For those who may be planning future travels to Rome, below is a listing of a few of my favorite places and experiences from our trip to the Eternal City. This is by no means meant to be a comprehensive guide--in fact, I've intentionally left out most of the popular attractions. Instead, my intent was to share some perhaps lesser known spots that I was happy to have found. If you want to know more, feel free to email me. Buon Viaggio!
Art, Architecture and Cultural Sites
San Luigi dei Francesci: This church near Piazza Navona is home to Carravaggio's masterpiece, The Calling of St. Matthew. The work is among Carravaggio's most famous, and it was incredible to see it in such an intimate setting. Definitely worth seeking out if you are an art lover, or if you are interested in seeing the work of one of Rome's most famous painters but don't want to devote a whole half-day to the Galleria Borghese. There are two other Carravaggios depicting the life of St. Matthew in this church, as well.
Santa Maria in Trastevere: This Basilica in the Trastevere was among the most beautiful churches we saw in Italy. The interior is covered in stunning mosaics depicting the life of The Virgin Mary. It's also located in a square in what I found to be the most charming neighborhood of Rome, the Trastevere.
Great Synagogue of Rome: I was enthralled by the entire Jewish Ghetto, but, most of all, this Synagogue, which is far and away the most beautiful and impressive synagogue I've ever seen in my life. It is only accessible via a guided tour, but the tours are short, informative, and leave from the museum in the Ghetto every hour.
Food and Drink:
Pasticceria Zi Boccione: A hidden bakery in the Jewish Ghetto churning out pastries that are snatched up by Rome's Jews and Gentiles alike. I went around 2pm on a Sunday afternoon and nearly everything was already sold out. However, I did manage to procure a cinnamon almond biscotti, some roasted pumpkin seeds, and "pizza ebraica," which was a slightly sweet dough studded with dried and candied fruits, almonds and pine nuts. Everything was delicious.
Camponeschi Wine Bar: We ended a very long day of walking with cocktails at this bar in Piazza Farnese. The wine bar is the casual companion to the more upscale restaurant next door, and we had a wonderful time here sipping our drinks, watching the sunset on the piazza, and enjoying some of the most spectacular people watching I've ever seen (and I live in Soho).
Tazza d'Oro: The coffee in the airports in Italy was better than most of what you can get in New York, so it's not hard to find a fantastic caffeine fix in Rome. However, the Granita di Caffe Con Panna at Tazza d'Oro is an amazing breakfast or snack that puts the frappuccino to shame.

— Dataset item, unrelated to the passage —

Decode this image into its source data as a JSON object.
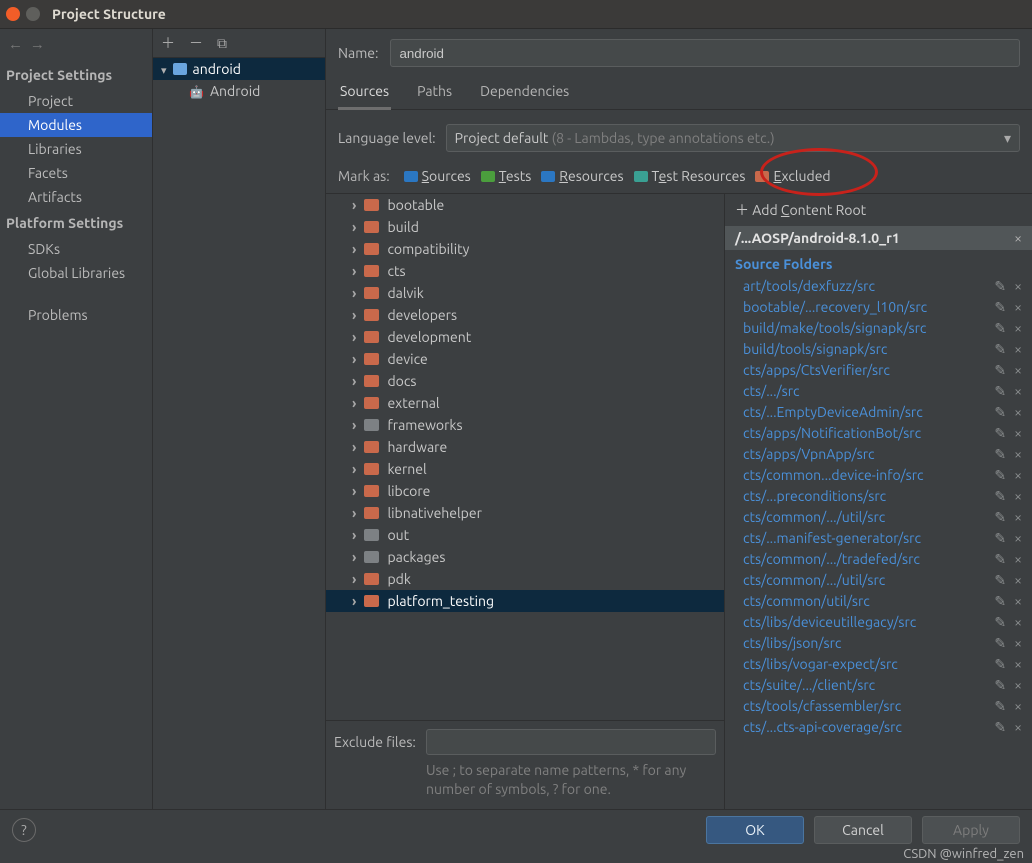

Layers of espresso granita are alternated with rich whipped cream, and the whole thing is served with a tiny spoon, like a sundae.
Camp di Fiori Market: This restaurant and bar filled square is home to one of Rome's largest outdoor markets Monday through Saturday from 7am-1pm. Fruits, vegetables, flowers, fish, oil, vinegar, honey, and kitchen wares are for sale here. While I think my local market is more impressive (I'm totally biased), I always enjoy seeing how others shop and eat. The Campo di Fiori market was also home to the most beautiful artichokes I've ever seen.
Taverna dei Mercanti: We had a simple but great pizza at this picturesque if a bit touristy restaurant in the Trastevere.
Tours and Experiences:
Cooking Classes in Rome: You can read about my experience at this Cooking Class in the Trastevere here.
Rome Photo Tours: A walking tour slash roving photo lesson led by a professional photographer. Each tour is a little different, but on mine we covered the best angles from which to shoot Rome's most famous monuments as well as my guide's favorite side streets, window boxes, and corner cafes. I thought that the tour was wonderful. It was so helpful to have someone on hand to answer my photography questions in real time, and I learned some great tips from Gemma, my guide. It was also fun to get to walk around the city for a few hours with someone who actually lives there.